Acórdão nº 517/2006 P. O TCU determinou ao Instituto Oswaldo Cruz, quanto à área de recursos humanos, que: a) elaborasse programa de capacitação/qualificação de recursos humanos a médio e longo prazos; b) elaborasse metas específicas referentes a treinamento/capacitação; c) efetuasse registro, quanto à participação em cursos, congressos, simpósios e congêneres, bem como em treinamentos específicos, do nº horas/aula de cada servidor; d) realizasse avaliações da competência técnica do pessoal; e) estabelecesse políticas e/ou procedimentos para detectar as necessidades de treinamento.

Acórdão nº 473/2007 P. O TCU recomendou aos hospitais universitários HUAP-UFF, HUCFF-UFRJ e HUGG-UNIRIO que constituíssem “Pólos de Educação Permanente”, como iniciativa de planejamento e institucionalização do treinamento e qualificação dos servidores.

Para a implementação de uma política coerente, deve-se destacar aqui a importante contribuição dada pelo Decreto Federal 5.707/06 a respeito de como implementar a capacitação continuada e permanente do servidor.
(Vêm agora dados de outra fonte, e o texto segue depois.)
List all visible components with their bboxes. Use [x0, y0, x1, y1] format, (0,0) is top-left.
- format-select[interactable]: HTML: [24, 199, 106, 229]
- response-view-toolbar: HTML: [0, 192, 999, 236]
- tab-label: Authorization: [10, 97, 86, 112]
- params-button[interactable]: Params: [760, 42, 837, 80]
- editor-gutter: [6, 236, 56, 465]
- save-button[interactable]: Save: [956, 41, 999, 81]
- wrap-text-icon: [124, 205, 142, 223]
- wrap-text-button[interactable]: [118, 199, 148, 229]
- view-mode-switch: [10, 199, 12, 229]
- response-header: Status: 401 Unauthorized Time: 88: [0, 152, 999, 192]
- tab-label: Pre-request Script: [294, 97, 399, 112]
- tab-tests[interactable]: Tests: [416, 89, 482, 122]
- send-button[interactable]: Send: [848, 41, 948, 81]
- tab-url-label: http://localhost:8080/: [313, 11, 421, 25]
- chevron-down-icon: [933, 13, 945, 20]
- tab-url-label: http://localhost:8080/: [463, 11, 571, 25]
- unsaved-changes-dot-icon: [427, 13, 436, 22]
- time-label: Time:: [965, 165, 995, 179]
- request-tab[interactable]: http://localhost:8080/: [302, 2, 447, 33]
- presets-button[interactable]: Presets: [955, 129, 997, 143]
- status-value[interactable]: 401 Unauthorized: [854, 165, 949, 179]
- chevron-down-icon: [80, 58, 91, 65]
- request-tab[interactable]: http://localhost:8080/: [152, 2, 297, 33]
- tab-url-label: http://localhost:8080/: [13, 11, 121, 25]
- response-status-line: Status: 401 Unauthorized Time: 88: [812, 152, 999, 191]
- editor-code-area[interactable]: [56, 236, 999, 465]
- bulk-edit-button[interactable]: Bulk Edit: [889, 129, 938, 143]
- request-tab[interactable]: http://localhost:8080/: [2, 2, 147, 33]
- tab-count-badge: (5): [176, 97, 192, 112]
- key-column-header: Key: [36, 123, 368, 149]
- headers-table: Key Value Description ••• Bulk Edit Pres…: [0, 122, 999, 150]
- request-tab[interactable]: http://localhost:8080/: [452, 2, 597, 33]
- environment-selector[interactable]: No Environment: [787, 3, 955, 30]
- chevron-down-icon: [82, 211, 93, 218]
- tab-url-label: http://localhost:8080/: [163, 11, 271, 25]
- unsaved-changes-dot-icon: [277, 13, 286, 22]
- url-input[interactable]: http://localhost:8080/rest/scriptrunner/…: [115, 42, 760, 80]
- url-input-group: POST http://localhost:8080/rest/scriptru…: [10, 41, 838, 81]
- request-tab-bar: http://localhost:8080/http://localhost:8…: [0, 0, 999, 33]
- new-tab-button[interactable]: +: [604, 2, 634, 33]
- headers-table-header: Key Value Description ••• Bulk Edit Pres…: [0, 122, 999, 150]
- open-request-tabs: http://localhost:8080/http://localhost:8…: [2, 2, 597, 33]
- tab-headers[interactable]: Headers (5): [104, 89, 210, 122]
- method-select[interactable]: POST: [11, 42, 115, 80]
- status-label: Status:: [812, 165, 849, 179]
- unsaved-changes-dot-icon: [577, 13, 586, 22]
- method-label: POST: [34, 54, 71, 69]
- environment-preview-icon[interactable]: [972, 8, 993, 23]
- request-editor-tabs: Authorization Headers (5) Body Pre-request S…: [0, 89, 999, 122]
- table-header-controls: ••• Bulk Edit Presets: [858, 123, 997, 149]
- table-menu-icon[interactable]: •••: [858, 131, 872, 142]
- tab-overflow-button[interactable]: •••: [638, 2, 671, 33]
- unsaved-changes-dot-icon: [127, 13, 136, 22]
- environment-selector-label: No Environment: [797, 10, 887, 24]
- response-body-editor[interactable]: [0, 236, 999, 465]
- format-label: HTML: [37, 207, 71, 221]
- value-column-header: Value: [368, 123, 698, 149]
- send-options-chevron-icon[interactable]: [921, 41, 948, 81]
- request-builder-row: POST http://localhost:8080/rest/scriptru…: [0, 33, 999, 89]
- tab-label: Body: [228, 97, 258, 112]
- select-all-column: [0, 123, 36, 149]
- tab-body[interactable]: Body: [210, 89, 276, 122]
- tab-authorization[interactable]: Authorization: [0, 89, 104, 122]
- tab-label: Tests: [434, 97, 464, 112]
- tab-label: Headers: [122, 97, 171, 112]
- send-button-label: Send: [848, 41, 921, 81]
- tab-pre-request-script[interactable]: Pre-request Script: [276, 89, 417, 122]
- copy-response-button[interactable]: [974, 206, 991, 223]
Neste caso, convém afirmar que o plano anual de capacitação é documento elementar e fundamental para o desenvolvimento da política pública de valorização do servidor enquanto elemento essencial à prestação de serviços adequados à sociedade.

O respectivo decreto aponta as escolas de governo como unidades essenciais ao desenvolvimento destas atividades e abre possibilidade de matriculas e inscrições em outras instituições para alcançar os objetivos do plano de capacitação.

Se já destacamos que o processo de ensino e aprendizagem é necessário para que a administração busque a eficiência e a eficácia, é necessário então apresentar ao gestor público a forma com a qual o mesmo exercerá seu poder vinculado e contratará os cursos de qualificação permanente de seus servidores.

A primeira resposta para a questão da forma de contratação certamente ecoará pelos escaninhos da administração como a ideal. Em nossa concepção, a forma ideal é de se seguir as orientações da Decisão 439/98 que leciona no sentido de contratar cursos abertos ou in company por inexigibilidade de licitação, nos termos do art. 25 inciso II c.c. Art., 13 inciso VI, ambos da Lei 8.666/93.

Nesta concepção, cumpre destacar aqui a especial decisão de nº 439/98: O Tribunal Pleno, diante das razões expostas pelo Relator, DECIDE: 1. Considerar que as contratações de professores, conferencistas ou instrutores para ministrar cursos de treinamento ou aperfeiçoamento de pessoal, bem como a inscrição de servidores para participação de cursos abertos a terceiros, enquadram-se na hipótese de inexigibilidade de licitação prevista no inciso II do art. 25, combinado com o inciso VI do art. 13 da Lei nº 8.666/93; 2. Retirar o sigilo dos autos e ordenar sua publicação em Ata; e 3. Arquivar o presente processo”.

Portanto, a respeitosa decisão acima chancelou a possibilidade de contratação direta sem licitação, com base no art. 25 II (Inexigibilidade de licitação) c.c. Art. 13 VI (serviço técnico profissional especializado de treinamento e aperfeiçoamento de pessoal), observando os documentos necessários para comprovar a notória especialização e a singularidade do objeto associando à escolha do prestador de serviços e sua experiência anterior, bem como o preço praticado, nos termos do art. 26 da lei 8.666/93.

Desse modo, cada servidor que esteja atuando como pregoeiro, membro de comissão de licitação, fiscal ou gestor de contrato, membro de comissão de processo administrativo disciplinar, membro de comissão de recebimento de material ou de obra, cada um na sua respectiva área de atuação, ao perceber a necessidade de aperfeiçoar-se na área respectiva, deve informar seu departamento de gestão de pessoas em documento escrito. Faça constar sua necessidade, indique qual é o melhor curso ou treinamento e solicite sua inscrição.

Com essas considerações, concluímos que o treinamento permanente e contínuo dos servidores será o meio mais adequado para que a Administração Pública tenha condições de prestar um serviço público adequado, preservar o Erário e os interesses da coletividade.

 

por Fabiano Zucco. 
Advogado especialista em licitações.